In border communities such as El Paso and in Arizona, the disparity is worse. El Paso gets back an average of 10 cents on the dollar, while Arizona averages about 33 cents, according to local officials.
The sharp rise in illegal immigrants nationwide who are jailed for committing crimes has prompted more states and localities to ask for federal money.
More than 400 state or local governments nationwide filed claims last year, up from 10 in 1995, according to the Justice Department.
A recent report by the Justice Department's inspector general's office won't help either side in the debate.
It found that 30 percent of those jailed in county facilities in southern Florida and Fresno, Calif., were legal, not illegal, immigrants.
The same report, however, faulted Immigration and Naturalization Service officials for failing to keep track of foreign-born inmates.
"As a result, many foreign-born inmates who are deportable aliens pass through county facilities virtually undetected," the report concluded.
Earlier this month, the program got a strong endorsement from Congress when lawmakers approved legislation to keep the illegal immigrant assistance program operating through the next two years. But the legislation did not allocate funding, which must be approved in a separate spending bill.
That won't happen until next month when Congress returns for a lame duck session to finish work on 11 of 13 remaining spending bills that keep the government in business.

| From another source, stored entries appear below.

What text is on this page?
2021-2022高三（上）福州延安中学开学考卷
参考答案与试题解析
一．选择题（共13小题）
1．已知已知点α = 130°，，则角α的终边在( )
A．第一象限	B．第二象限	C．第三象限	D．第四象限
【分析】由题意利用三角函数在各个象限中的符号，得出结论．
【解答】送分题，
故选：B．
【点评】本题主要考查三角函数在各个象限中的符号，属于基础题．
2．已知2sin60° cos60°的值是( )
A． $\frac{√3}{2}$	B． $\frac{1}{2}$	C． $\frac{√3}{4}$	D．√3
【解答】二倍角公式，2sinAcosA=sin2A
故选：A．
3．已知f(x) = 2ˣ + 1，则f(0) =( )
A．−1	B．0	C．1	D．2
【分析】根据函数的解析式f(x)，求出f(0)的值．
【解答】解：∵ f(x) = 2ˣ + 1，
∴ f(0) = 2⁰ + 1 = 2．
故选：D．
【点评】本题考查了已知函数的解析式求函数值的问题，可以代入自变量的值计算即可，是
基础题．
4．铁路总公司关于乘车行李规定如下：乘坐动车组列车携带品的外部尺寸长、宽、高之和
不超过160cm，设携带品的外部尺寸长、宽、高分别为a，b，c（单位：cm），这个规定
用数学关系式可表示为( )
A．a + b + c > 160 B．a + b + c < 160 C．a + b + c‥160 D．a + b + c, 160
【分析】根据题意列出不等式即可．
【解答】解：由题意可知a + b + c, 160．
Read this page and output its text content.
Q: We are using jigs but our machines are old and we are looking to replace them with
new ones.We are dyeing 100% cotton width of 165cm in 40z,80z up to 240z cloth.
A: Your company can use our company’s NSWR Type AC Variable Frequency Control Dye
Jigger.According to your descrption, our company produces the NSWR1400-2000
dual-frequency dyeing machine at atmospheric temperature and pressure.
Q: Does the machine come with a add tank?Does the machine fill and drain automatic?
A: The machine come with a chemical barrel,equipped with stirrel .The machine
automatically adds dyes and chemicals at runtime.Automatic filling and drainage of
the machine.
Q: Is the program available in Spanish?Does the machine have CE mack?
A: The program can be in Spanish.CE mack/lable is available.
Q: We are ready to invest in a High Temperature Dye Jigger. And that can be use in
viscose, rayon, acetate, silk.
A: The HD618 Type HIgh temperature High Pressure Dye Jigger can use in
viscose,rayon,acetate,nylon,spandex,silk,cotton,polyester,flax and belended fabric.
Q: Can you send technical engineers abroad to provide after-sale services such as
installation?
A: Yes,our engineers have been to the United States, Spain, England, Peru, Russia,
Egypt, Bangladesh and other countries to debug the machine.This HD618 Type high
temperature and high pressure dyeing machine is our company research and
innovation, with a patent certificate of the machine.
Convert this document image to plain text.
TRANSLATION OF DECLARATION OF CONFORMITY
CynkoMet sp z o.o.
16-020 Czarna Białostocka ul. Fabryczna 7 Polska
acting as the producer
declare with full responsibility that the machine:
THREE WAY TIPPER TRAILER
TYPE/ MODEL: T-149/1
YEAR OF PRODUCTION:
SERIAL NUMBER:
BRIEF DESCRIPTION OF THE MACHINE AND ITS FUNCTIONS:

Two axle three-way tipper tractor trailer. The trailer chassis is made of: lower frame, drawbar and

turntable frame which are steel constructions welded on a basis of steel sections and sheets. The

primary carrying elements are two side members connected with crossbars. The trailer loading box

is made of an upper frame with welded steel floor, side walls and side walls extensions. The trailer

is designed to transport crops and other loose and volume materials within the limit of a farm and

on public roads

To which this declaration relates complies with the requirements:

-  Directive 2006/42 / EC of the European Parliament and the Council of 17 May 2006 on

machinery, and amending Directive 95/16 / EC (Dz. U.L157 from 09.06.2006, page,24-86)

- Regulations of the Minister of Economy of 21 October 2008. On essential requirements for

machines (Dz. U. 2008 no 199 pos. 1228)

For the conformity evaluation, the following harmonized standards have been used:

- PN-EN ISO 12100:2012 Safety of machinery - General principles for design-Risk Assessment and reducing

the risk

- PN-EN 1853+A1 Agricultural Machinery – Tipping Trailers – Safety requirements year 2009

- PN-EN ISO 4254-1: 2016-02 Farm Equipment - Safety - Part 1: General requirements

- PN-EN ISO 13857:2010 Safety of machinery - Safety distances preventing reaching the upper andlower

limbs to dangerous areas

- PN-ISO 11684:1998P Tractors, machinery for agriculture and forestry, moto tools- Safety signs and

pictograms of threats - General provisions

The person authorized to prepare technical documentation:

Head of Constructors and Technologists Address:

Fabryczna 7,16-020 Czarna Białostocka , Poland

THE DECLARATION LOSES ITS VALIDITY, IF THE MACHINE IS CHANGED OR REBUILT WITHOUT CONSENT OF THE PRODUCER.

Much of the government has been operating under a stopgap spending bill, which expires Nov. 22.
I had a lady in the SSI Office tell me that at different times I've had four other people using my SSI number.
It wasn't liberal judges' fault that Los Angeles politicians handcuffed the LAPD with Special Order 40 - a decree not to cooperate with the INS in most all cases.
Let the sheeple of Kalifornia themselves pay for the crazy liberal schemes their elected local politicians enact. Only then will they demand a crackdown on illegals by local police.
But we're just part of one big government entity. People just move from area to another. If they want to crash jets into our buildings, then we should try to understand them. If they repeatedly break our immigration laws, and they want to hunt us down as snipers with their boy lovers, then that is just a lifestyle choice.
Could a program such as this eventually fall under the Homeland Security bill? I'm still interested in Colin Powell's cryptic referral to the immigration problem and the passing of the Homeland Security...
I'm more interested in the amount of money illegals add to citizen's healthcare premiums. If anyone has any stats on that, please let me know.